[Talk-us] Fwd: Spot elevations collected as natural=peak and name=Point (height in feet)

Kevin Kenny kevin.b.kenny at gmail.com
Sat Mar 9 14:50:01 UTC 2019


OOPS - meant to send to the list, not the originator...

---------- Forwarded message ---------
From: Kevin Kenny <kevin.b.kenny at gmail.com>
Date: Sat, Mar 9, 2019 at 9:49 AM
Subject: Re: [Talk-us] Spot elevations collected as natural=peak and
name=Point (height in feet)
To: Joseph Eisenberg <joseph.eisenberg at gmail.com>


On Fri, Mar 8, 2019 at 11:02 PM Joseph Eisenberg
<joseph.eisenberg at gmail.com> wrote:
>
> Natural=peak must be a local high point, so it has to be at least a
> few meters higher than the surrounding land. A natural=peak does not
> have to be the highest point of a mountain, but it has to have some
> topographical prominence. Not all spot elevations on USGS are of
> peaks, some are just a visually prominent part of a ridge, and other
> are saddles.

Once again, map the object, then tag the elevation.

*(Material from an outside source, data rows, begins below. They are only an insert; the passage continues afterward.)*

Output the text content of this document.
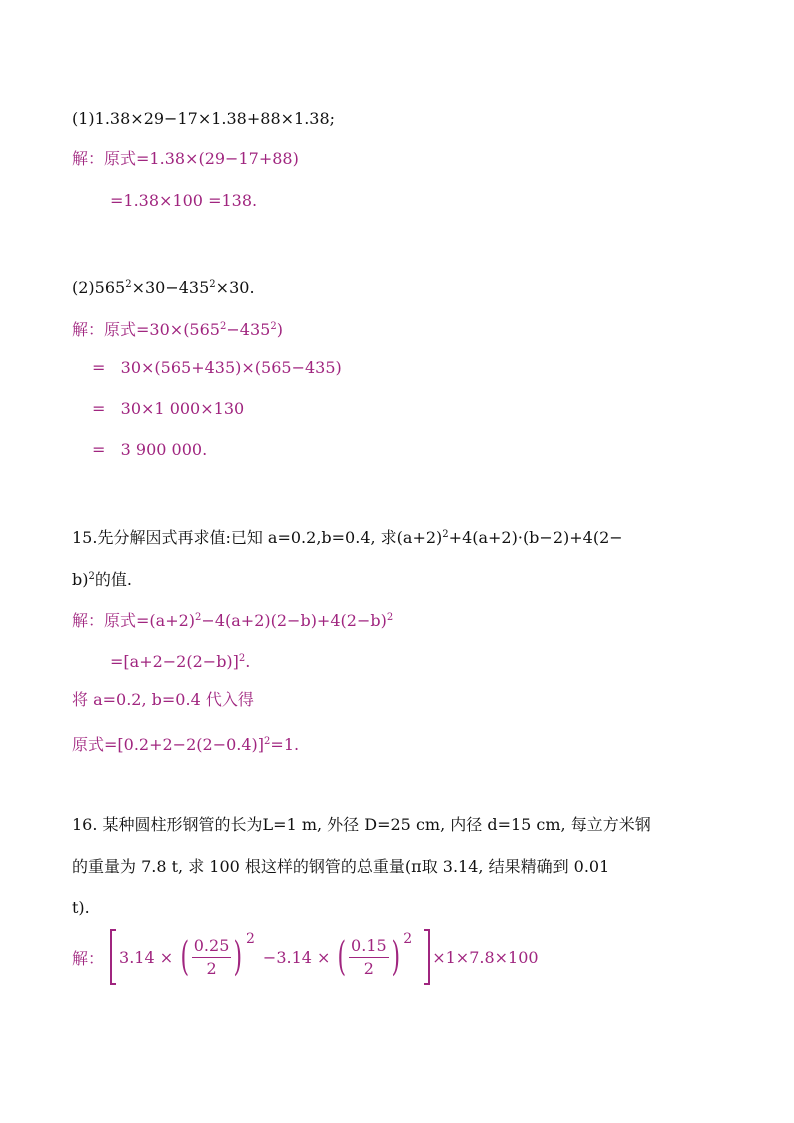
(1)1.38×29−17×1.38+88×1.38;
解：原式=1.38×(29−17+88)
=1.38×100 =138.
$(2)565^2\times 30-435^2\times 30$.
解：原式$=30\times(565^2-435^2)$
=   30×(565+435)×(565−435)
=   30×1 000×130
=   3 900 000.
15.先分解因式再求值:已知 a=0.2,b=0.4, 求$(a+2)^2+4(a+2)\cdot(b-2)+4(2-$
b)$^2$的值.
解：原式$=(a+2)^2-4(a+2)(2-b)+4(2-b)^2$
$=[a+2-2(2-b)]^2$.
将 a=0.2, b=0.4 代入得
原式$=[0.2+2-2(2-0.4)]^2=1$.
16. 某种圆柱形钢管的长为L=1 m, 外径 D=25 cm, 内径 d=15 cm, 每立方米钢
的重量为 7.8 t, 求 100 根这样的钢管的总重量(π取 3.14, 结果精确到 0.01
t).
解： 3.14 × ( $\frac{0.25}{2}$ ) 2
−3.14 × ( $\frac{0.15}{2}$ ) 2
×1×7.8×100
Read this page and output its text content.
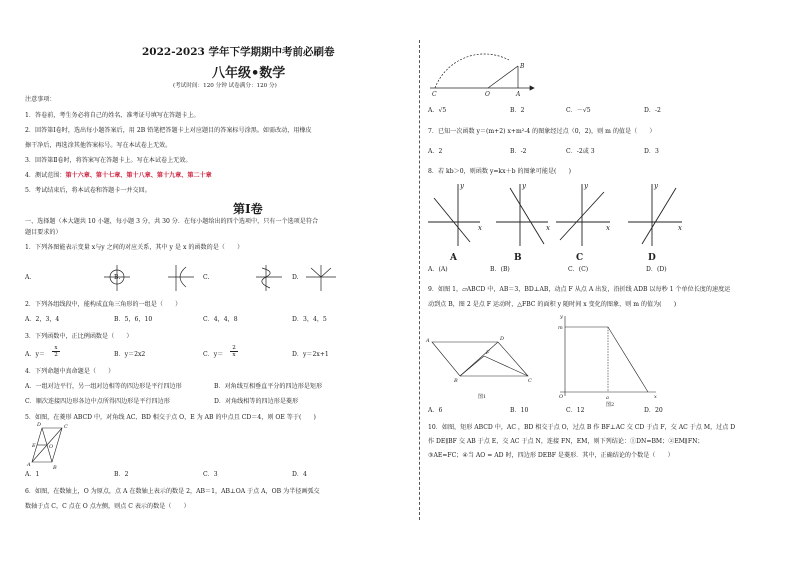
2022-2023 学年下学期期中考前必刷卷
八年级•数学
(考试时间：120 分钟 试卷满分：120 分)
注意事项：
1．答卷前，考生务必将自己的姓名、准考证号填写在答题卡上。
2．回答第Ⅰ卷时，选出每小题答案后，用 2B 铅笔把答题卡上对应题目的答案标号涂黑。如需改动，用橡皮
擦干净后，再选涂其他答案标号。写在本试卷上无效。
3．回答第Ⅱ卷时，将答案写在答题卡上。写在本试卷上无效。
4．测试范围：第十六章、第十七章、第十八章、第十九章、第二十章
5．考试结束后，将本试卷和答题卡一并交回。
第Ⅰ卷
一、选择题（本大题共 10 小题，每小题 3 分，共 30 分．在每小题给出的四个选项中，只有一个选项是符合
题目要求的）
1．下列各图能表示变量 x与y 之间的对应关系，其中 y 是 x 的函数的是（　　）
A.	B.	C.	D.
2．下列各组线段中，能构成直角三角形的一组是（　　）
A．2，3，4	B．5，6，10	C．4，4，8	D．3，4，5
3．下列函数中，正比例函数是（　　）
A．$y= \frac{x}{2}$	B．y＝2x2	C．$y= \frac{2}{x}$	D．y＝2x+1
4．下列命题中真命题是（　　）
A．一组对边平行，另一组对边相等的四边形是平行四边形	B．对角线互相垂直平分的四边形是矩形
C．顺次连接四边形各边中点所得四边形是平行四边形	D．对角线相等的四边形是菱形
5．如图，在菱形 ABCD 中，对角线 AC、BD 相交于点 O，E 为 AB 的中点且 CD＝4，则 OE 等于(　　)
D	C
B
A
O
E
A．1	B．2	C．3	D．4
6．如图，在数轴上，O 为原点，点 A 在数轴上表示的数是 2，AB＝1，AB⊥OA 于点 A，OB 为半径画弧交
数轴于点 C，C 点在 O 点左侧，则点 C 表示的数是（　　）
C	O	A
B
A．√5	B．2	C．－√5	D．-2
7．已知一次函数 y＝(m+2) x+m²-4 的图象经过点（0，2)，则 m 的值是（　　）
A．2	B．-2	C．-2或 3	D．3
8．若 kb＞0，则函数 y=kx＋b 的图象可能是(　　)
y
x
y
x
y
x
y
x
A	B	C	D
A．(A)	B．(B)	C．(C)	D．(D)
9．如图 1，▱ABCD 中，AB＝3，BD⊥AB，动点 F 从点 A 出发，沿折线 ADB 以每秒 1 个单位长度的速度运
动到点 B，图 2 是点 F 运动时，△FBC 的面积 y 随时间 x 变化的图象，则 m 的值为(　　)
A	D
B	C
F
y
m
O	a	x
图1
图2
A．6	B．10	C．12	D．20
10．如图，矩形 ABCD 中，AC ，BD 相交于点 O，过点 B 作 BF⊥AC 交 CD 于点 F，交 AC 于点 M，过点 D
作 DE∥BF 交 AB 于点 E，交 AC 于点 N，连接 FN，EM，则下列结论：①DN=BM；②EM∥FN；
③AE=FC；④当 AO = AD 时，四边形 DEBF 是菱形．其中，正确结论的个数是（　　）
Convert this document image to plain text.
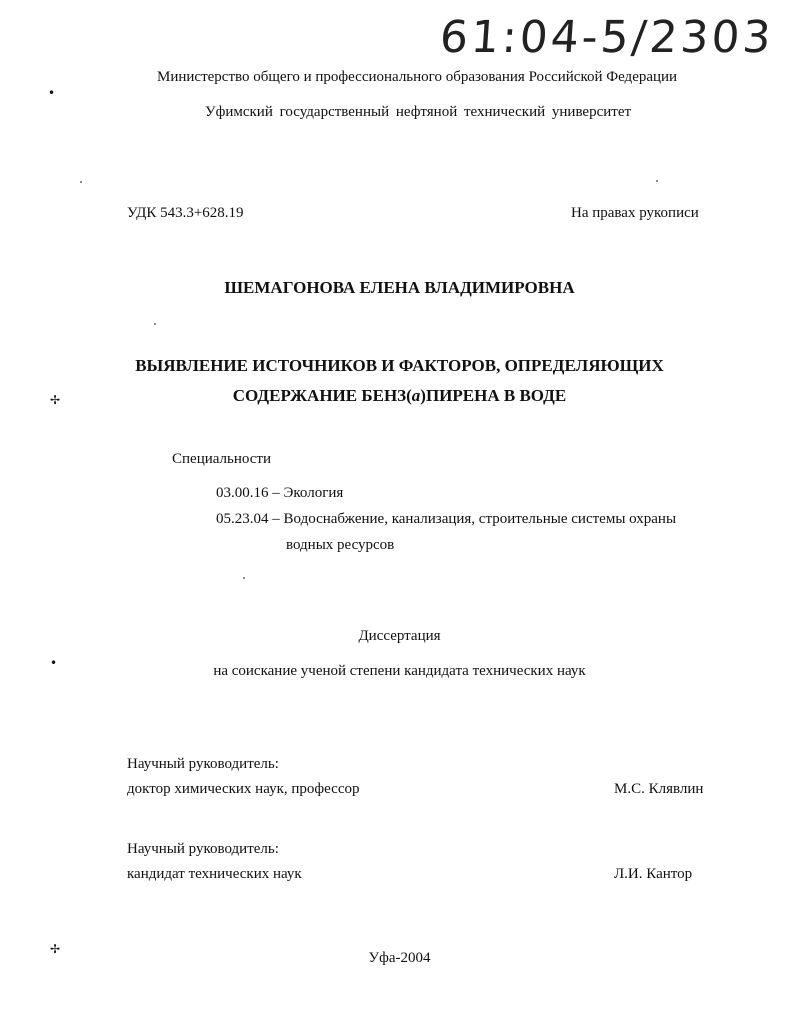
61:04-5/2303
•
✢
•
✢
Министерство общего и профессионального образования Российской Федерации
Уфимский государственный нефтяной технический университет
УДК 543.3+628.19	На правах рукописи
ШЕМАГОНОВА ЕЛЕНА ВЛАДИМИРОВНА
ВЫЯВЛЕНИЕ ИСТОЧНИКОВ И ФАКТОРОВ, ОПРЕДЕЛЯЮЩИХ
СОДЕРЖАНИЕ БЕНЗ(а)ПИРЕНА В ВОДЕ
Специальности
03.00.16 – Экология
05.23.04 – Водоснабжение, канализация, строительные системы охраны
водных ресурсов
Диссертация
на соискание ученой степени кандидата технических наук
Научный руководитель:
доктор химических наук, профессор	М.С. Клявлин
Научный руководитель:
кандидат технических наук	Л.И. Кантор
Уфа-2004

The maps don't ordinarily show spot elevations that aren't associated
with an object that can be recovered in the field. If it's a trig
point, we have tagging for that. If it's a saddle, we have tagging for
that. If it's a highway intersection, tag ele=* on the node and add a
note=* to indicate that the elevation is associated with the
intersection. If it's the surface elevation of a waterbody, we have
tagging for that. If it's a destroyed benchmark, then don't map it (or
give it place=locality without a name if for some other reason it must
be mapped). If it's an object of a kind we haven't discussed, then
let's discuss that kind of object rather than arbitrarily discussing
tagging of spot elevations.  Tagging spot elevations out of context
will serve only to get in the way of integrating with third-party
photogrammetric, radar or lidar data sources - and I think we're all
agreed that OSM is *not* the right place for fine-grained elevation
information.

There are peaks where the elevation is the name in common usage.
Certainly, anyone chronicling the history of the Vietnam War would
recognize Hill 875, Hill 881 or Hill 943 as place names. Even though
those names started out simply as spot elevations on a map, they have
subsequently been written upon the land in the blood of soldiers.